Nesse discurso, o tempo da revolução entra em conflito com o tempo da


democracia. Respondendo aos críticos da via chilena, Allende reafirmou seu
pertencimento ao marxismo e a uma expectativa revolucionária que, para lograr êxito,
precisa revolver a ordem política e social preexistente. Ao estabelecer um contraponto
entre a democracia burguesa e a ordem pública do Governo Revolucionário, o discurso
de Allende retoma a noção marxista das instituições como desdobramentos políticos das
classes dominantes. Nessa leitura, a democracia aparece como forma política
responsável por garantir a dominação burguesa, não havendo, portanto, espaço para
transformações históricas dentro da ordem. A concepção de democracia defendida por
Allende se afasta decisivamente da tradição de um governo misto entre república e
democracia.

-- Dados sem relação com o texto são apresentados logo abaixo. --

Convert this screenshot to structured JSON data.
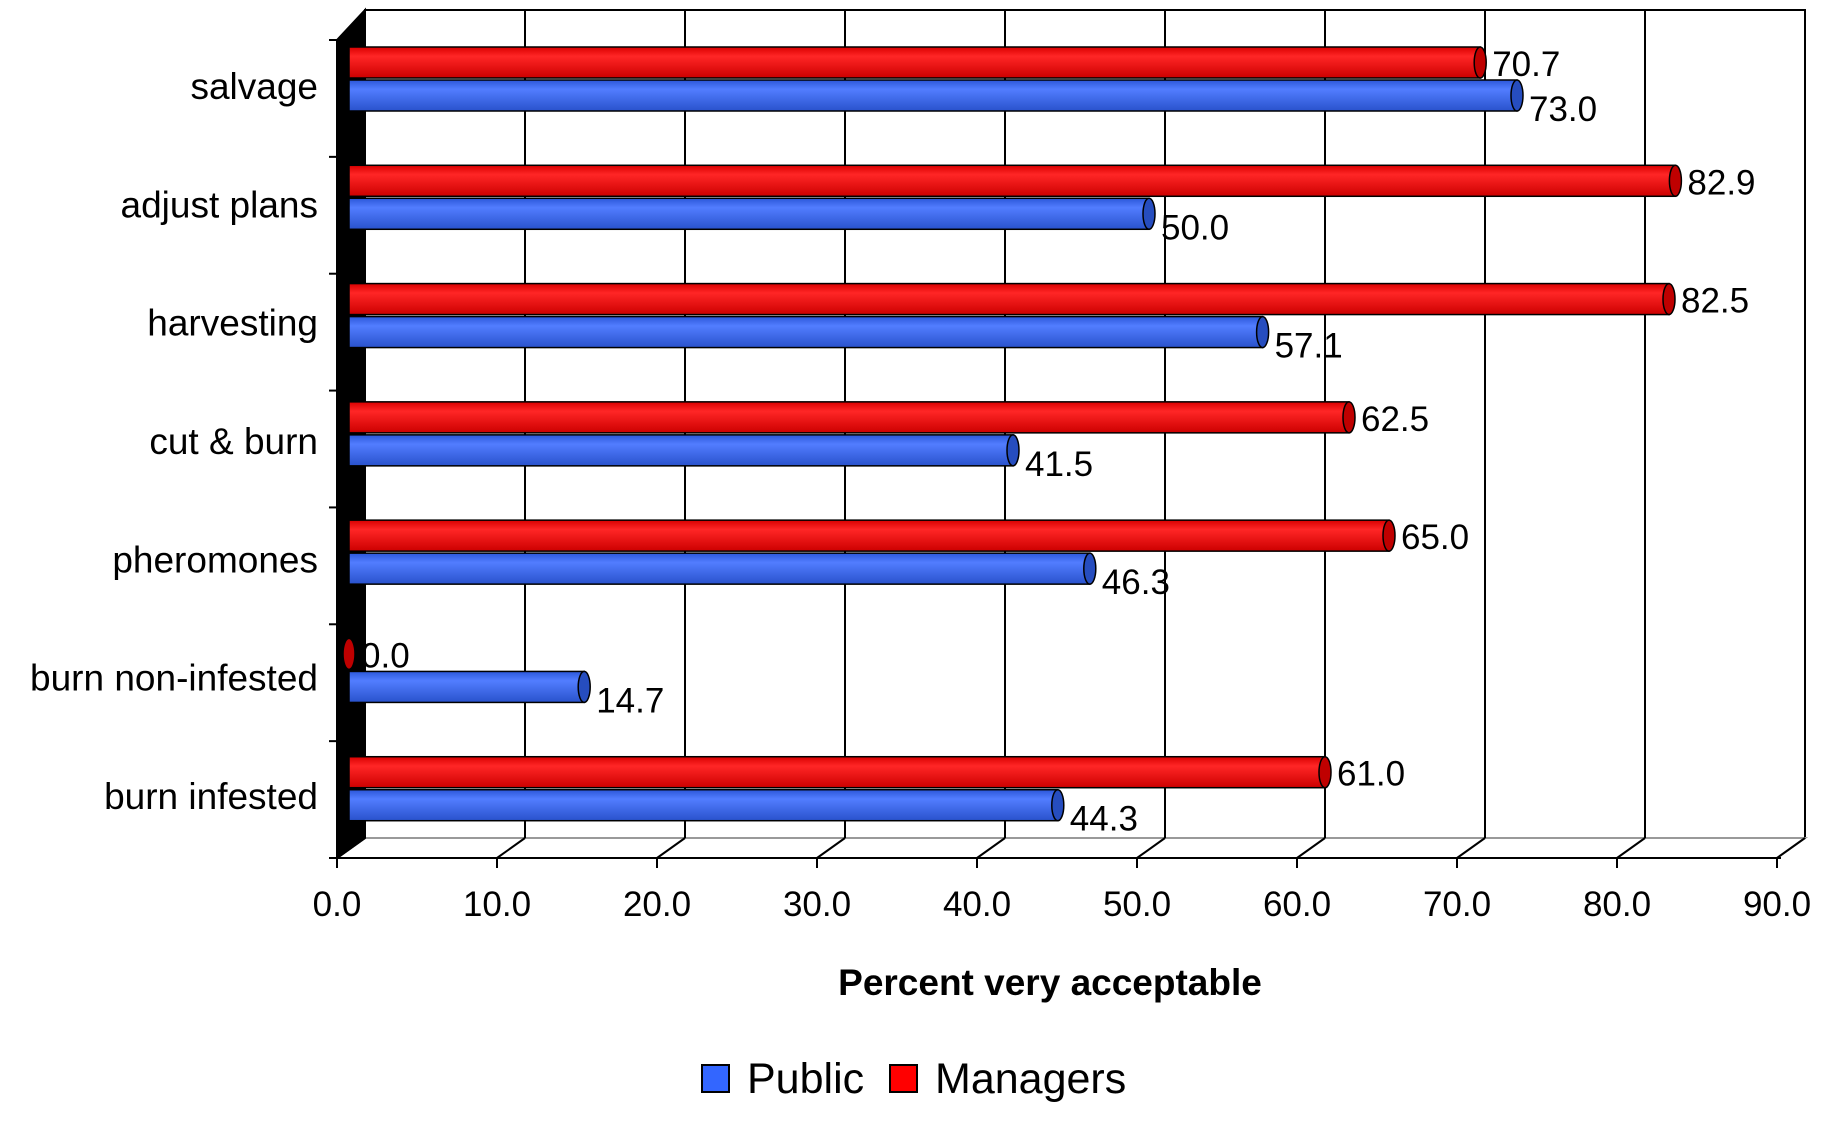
{
  "chart_data": {
    "type": "bar",
    "orientation": "horizontal",
    "style": "3d-cylinder",
    "categories": [
      "salvage",
      "adjust plans",
      "harvesting",
      "cut & burn",
      "pheromones",
      "burn non-infested",
      "burn infested"
    ],
    "series": [
      {
        "name": "Managers",
        "color": "#ff0000",
        "values": [
          70.7,
          82.9,
          82.5,
          62.5,
          65.0,
          0.0,
          61.0
        ],
        "labels": [
          "70.7",
          "82.9",
          "82.5",
          "62.5",
          "65.0",
          "0.0",
          "61.0"
        ]
      },
      {
        "name": "Public",
        "color": "#3366ff",
        "values": [
          73.0,
          50.0,
          57.1,
          41.5,
          46.3,
          14.7,
          44.3
        ],
        "labels": [
          "73.0",
          "50.0",
          "57.1",
          "41.5",
          "46.3",
          "14.7",
          "44.3"
        ]
      }
    ],
    "xlabel": "Percent very acceptable",
    "ylabel": "",
    "xlim": [
      0,
      90
    ],
    "xticks": [
      0,
      10,
      20,
      30,
      40,
      50,
      60,
      70,
      80,
      90
    ],
    "xtick_labels": [
      "0.0",
      "10.0",
      "20.0",
      "30.0",
      "40.0",
      "50.0",
      "60.0",
      "70.0",
      "80.0",
      "90.0"
    ],
    "grid": "vertical",
    "legend": {
      "position": "bottom",
      "order": [
        "Public",
        "Managers"
      ]
    }
  }
}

Na medida em que pretende igualar povo e governo, Allende ultrapassa as
instituições republicanas e extrai a legitimidade para transformação da ordem do próprio
povo chileno.
Portanto, as concepções de Allende acerca da democracia criaram uma
contradição de difícil solução para o governo da Unidade Popular. Para além das
pressões pela radicalização do governo, da Guerra Fria ou mesmo da visita de Fidel
Castro, o desafio da criação de uma transição ao socialismo dentro das instituições
democráticas encontrou as ambiguidades do próprio conceito de democracia. Orientado
por uma perspectiva revolucionária da democracia, Allende almejou ser o Companheiro
Presidente que promoveria a ascensão do povo ao governo. Com isso, sua estratégia
política confrontava diretamente com as definições de política e democracia vigentes no
Chile, de modo que transitar para o socialismo via democracia significava também o
rompimento com uma determinada ordem democrática e republicana.
Meio século após o anúncio desse imenso desafio, não se trata de pontuar a
vitória determinante de um regime democrático ou sua inevitabilidade. Ao contrário, os
dilemas enfrentados por Allende podem contribuir para uma reflexão em torno dos
problemas das democracias no século XXI. Como atestou Pierre Rosanvallon (2017),
em virtude da complexidade das tramas sociais e do recrudescimento do individualismo,
as possibilidades de representatividade política se tornaram mais exíguas. Trata-se,
portanto, de enfrentar o desafio da conciliação da perpetuação do ordenamento
democrático e republicano com amplas possibilidades de representação da sociedade. A
partir de propostas e expectativas distintas, a encruzilhada enfrentada por Allende ainda
é nossa.

REFERÊNCIAS BIBLIOGRÁFICAS

AGGIO, Alberto. Democracia e socialismo: a experiência chilena. SP:


Annablume, 2ª edição, 2002.
DUNN, John. A história da democracia: um ensaio sobre a libertação do
povo. SP: Unifesp, 2016.
ROSANVALLON, Pierre. O parlamento dos invisíveis. SP: Annablume, 2017.